Marcelo Figueras
Me divirtió Charlie Wilson’s War, que aquí en la Argentina rebautizaron Juego de poder, de manera anodina pero acertada: si algo demuestra la película de Mike Nichols escrita por Aaron Sorkin es que el poder no está para nada reñido con lo lúdico. Como dice Gust Avrakotos, el desopilante agente de la CIA interpretado por Philip Seymour Hoffman: "Lo menos que podemos hacer es divertirnos mientras trabajamos’.

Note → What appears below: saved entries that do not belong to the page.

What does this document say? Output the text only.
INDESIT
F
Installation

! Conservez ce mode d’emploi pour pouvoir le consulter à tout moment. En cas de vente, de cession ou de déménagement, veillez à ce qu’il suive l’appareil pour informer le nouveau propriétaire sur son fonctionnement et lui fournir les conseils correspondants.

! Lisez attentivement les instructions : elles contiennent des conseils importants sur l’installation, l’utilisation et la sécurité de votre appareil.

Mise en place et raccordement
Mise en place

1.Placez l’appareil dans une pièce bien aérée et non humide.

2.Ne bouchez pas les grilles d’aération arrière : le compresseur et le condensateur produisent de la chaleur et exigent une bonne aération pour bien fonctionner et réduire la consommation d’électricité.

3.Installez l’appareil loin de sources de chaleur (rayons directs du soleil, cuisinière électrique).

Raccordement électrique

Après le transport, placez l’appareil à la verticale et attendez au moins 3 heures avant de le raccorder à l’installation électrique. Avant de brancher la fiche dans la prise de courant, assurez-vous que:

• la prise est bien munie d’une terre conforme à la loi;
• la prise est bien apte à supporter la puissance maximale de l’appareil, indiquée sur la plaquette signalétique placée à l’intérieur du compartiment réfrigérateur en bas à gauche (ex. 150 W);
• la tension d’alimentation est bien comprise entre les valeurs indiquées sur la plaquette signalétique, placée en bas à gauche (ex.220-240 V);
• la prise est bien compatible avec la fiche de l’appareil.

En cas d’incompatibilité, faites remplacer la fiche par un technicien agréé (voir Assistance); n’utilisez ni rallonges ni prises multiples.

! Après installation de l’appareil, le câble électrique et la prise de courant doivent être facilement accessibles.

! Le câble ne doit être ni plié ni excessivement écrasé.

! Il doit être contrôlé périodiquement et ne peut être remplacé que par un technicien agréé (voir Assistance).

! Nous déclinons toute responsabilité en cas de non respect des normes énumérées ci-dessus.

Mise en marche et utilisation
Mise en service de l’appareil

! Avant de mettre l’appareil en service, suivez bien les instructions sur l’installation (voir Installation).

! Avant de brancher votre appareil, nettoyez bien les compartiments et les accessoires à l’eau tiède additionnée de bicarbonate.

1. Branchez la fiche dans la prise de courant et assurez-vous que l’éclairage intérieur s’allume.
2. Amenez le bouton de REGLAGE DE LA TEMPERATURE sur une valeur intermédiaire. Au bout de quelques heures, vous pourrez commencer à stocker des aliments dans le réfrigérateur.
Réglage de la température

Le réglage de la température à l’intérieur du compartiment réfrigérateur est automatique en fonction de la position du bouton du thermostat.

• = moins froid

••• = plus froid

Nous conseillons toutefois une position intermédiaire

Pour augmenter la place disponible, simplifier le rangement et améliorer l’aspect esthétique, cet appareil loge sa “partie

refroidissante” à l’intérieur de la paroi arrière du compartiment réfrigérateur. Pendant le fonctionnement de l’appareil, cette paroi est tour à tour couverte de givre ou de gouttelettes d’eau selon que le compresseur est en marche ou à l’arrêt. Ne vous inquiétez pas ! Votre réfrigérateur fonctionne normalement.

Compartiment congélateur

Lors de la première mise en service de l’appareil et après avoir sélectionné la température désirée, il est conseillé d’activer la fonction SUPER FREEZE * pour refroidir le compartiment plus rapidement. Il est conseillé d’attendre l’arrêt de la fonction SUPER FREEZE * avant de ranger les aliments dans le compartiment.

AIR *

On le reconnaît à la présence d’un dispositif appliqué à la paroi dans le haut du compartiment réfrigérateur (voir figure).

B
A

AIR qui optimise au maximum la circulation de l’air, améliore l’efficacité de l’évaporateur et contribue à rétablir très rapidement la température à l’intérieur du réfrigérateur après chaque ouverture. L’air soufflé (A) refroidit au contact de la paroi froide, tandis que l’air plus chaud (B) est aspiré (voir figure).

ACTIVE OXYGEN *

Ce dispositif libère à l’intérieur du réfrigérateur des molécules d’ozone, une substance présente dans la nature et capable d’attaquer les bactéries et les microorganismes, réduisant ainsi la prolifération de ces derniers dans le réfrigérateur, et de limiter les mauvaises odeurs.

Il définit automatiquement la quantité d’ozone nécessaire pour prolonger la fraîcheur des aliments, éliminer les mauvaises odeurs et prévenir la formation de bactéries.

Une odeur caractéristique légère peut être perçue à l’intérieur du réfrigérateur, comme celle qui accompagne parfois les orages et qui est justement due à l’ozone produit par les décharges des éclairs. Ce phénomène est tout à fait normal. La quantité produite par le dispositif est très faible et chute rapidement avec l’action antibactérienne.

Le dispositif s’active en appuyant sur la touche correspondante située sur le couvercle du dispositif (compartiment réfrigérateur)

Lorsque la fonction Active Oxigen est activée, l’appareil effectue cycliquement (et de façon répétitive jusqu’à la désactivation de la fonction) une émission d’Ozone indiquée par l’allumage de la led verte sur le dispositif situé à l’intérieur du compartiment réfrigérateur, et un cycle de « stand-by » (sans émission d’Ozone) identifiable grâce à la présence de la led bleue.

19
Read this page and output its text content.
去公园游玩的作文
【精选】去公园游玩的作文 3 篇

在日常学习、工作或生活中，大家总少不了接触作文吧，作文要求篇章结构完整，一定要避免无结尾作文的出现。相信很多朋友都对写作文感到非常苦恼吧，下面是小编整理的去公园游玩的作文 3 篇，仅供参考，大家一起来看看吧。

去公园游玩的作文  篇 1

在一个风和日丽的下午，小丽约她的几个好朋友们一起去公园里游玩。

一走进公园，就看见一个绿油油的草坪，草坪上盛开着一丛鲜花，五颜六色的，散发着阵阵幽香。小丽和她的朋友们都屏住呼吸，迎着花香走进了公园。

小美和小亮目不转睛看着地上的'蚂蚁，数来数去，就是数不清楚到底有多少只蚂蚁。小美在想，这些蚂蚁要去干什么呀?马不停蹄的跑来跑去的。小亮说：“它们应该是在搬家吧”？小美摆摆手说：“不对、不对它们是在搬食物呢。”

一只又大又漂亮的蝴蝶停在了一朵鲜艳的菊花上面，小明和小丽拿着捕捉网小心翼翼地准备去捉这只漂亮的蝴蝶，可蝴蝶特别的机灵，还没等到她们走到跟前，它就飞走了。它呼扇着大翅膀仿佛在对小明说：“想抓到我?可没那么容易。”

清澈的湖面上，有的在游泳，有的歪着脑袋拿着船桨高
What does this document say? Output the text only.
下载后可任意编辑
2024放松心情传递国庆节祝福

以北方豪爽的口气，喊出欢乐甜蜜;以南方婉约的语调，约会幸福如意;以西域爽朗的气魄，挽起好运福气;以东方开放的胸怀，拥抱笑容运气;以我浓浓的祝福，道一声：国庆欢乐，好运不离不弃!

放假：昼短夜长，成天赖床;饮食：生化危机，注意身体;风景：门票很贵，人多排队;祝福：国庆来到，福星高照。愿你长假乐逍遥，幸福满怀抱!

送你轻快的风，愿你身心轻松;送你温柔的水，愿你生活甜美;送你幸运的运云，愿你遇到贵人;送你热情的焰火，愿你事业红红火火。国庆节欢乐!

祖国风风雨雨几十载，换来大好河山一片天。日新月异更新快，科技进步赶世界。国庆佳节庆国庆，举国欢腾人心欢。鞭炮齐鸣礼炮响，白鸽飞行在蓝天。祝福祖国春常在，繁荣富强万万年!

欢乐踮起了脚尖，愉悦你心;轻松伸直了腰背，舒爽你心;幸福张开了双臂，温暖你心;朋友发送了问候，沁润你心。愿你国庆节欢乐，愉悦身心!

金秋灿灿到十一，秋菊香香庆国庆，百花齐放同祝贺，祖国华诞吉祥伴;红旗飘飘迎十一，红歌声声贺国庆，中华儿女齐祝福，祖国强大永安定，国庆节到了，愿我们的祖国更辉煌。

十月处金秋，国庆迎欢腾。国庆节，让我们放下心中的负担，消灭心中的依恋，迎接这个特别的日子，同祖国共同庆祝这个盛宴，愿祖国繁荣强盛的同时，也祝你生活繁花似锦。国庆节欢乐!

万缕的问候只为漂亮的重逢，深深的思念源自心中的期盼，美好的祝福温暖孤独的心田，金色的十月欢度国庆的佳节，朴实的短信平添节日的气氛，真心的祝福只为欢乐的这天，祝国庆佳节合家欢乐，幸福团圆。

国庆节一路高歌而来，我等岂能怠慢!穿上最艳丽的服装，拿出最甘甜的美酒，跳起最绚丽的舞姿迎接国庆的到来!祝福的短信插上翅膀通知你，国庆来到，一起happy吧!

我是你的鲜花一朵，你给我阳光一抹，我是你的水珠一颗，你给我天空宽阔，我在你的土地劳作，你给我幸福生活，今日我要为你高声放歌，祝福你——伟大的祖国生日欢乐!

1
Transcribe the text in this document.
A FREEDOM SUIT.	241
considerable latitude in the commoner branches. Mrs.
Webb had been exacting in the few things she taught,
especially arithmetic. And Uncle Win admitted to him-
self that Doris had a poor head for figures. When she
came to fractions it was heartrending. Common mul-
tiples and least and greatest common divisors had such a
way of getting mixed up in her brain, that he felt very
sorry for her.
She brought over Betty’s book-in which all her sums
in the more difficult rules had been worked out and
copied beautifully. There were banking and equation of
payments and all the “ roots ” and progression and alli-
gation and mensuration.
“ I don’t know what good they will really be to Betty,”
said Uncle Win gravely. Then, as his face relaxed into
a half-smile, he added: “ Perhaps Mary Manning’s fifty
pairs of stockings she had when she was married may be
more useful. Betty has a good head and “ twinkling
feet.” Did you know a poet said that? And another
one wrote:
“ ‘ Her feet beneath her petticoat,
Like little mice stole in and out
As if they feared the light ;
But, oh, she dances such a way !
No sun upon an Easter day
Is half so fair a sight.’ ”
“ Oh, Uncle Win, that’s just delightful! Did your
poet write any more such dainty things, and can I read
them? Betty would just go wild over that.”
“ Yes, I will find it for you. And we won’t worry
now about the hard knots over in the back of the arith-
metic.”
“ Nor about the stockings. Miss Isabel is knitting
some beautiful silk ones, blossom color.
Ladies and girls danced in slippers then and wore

Se filmaron muchas películas sobre las guerras en que los Estados Unidos se involucraron durante estas décadas. (Aunque habrá menos de aquí en más, dado que les ha ido muy mal de taquilla -incluso a las que eran buenas.) Quizás por el hecho de ser la única basada en una historia real Charlie Wilson’s War también es la única divertida, una comedia brillante a lo Capra aplicada a un tema que nada tiene de gracioso: la ayuda clandestina que el diputado texano Charlie Wilson hizo llegar a los afganos a partir de los años 80, para que enfrentasen al invasor ruso y acelerasen el fin del mundo bipolar. Wilson (un Tom Hanks que disfruta como loco del papel a contrapelo de su imagen) es más un libertino que un liberal: amante de las mujeres, el alcohol y las drogas, no ha hecho gran cosa en Washington más allá de preservarse a sí mismo y conseguir reelección tras reelección por el simple expediente de conceder favores a diestra y siniestra mientras opera a favor de aquellos que lo han convertido en diputado -no los votantes, como se ocupa de aclarar, sino el lobby israelita que subvenciona sus campañas.
Sucumbiendo a la presión de otra lobbista, la millonaria -y ocasional amante- Joanne Herring (Julia Roberts), Wilson accede a visitar Afganistán. Al ver con sus propios ojos la triste condición en que viven los rebeldes afganos, Wilson acepta hacer algo para dotarlos de un armamento que les permita combatir en pie de igualdad, dado que hasta ese momento no les han dado nada más moderno que rifles Enfield de la Primera Guerra. Actuando en equipo con Herring (que ‘ama a Jesús y los martinis’, como la describió un periodista) y con el igualmente idiosincrático Avrakotos -este Hoffman se está acostumbrando a robarse cada película en la que aparece-, Wilson convence al Congreso de gastar centenares de millones de dólares y finalmente logra su objetivo. Pero una vez rechazado el invasor ruso, ya no logrará persuadir a sus pares de gastar un solo dólar más en los pobres afganos. Nichols y Sorkin subrayan este abandono, pero evitan decir que una de las consecuencias del mismo es la conversión de Afganistán en santuario para los terroristas -entre ellos el mismísimo Osama. Fieles a la constante de su política exterior del último siglo, cada vez que los americanos ‘arreglan’ algo, desarreglan en simultáneo cinco cosas más. Al final del film Nicholson y Sorkin incluyen una frase del Wilson real, que apunta en la misma dirección: el diputado texano, hoy retirado, dice que su país siempre ‘la caga en el partido final’. Más que diagnóstico, la frase suena a profecía.
La conversión de Wilson ocurre cuando se ve impactado por la miseria en que los afganos viven y la violencia insensata que reciben por tratar de conservar su territorio. Mientras contemplaba esas secuencias del film pensé en Gaza, que no luce hoy muy distinta de aquella Afganistán. Pero ningún político de los Estados Unidos tiene hoy el coraje de visitar Gaza. No sea cosa de que se conmueva y se vea obligado a hacer algo.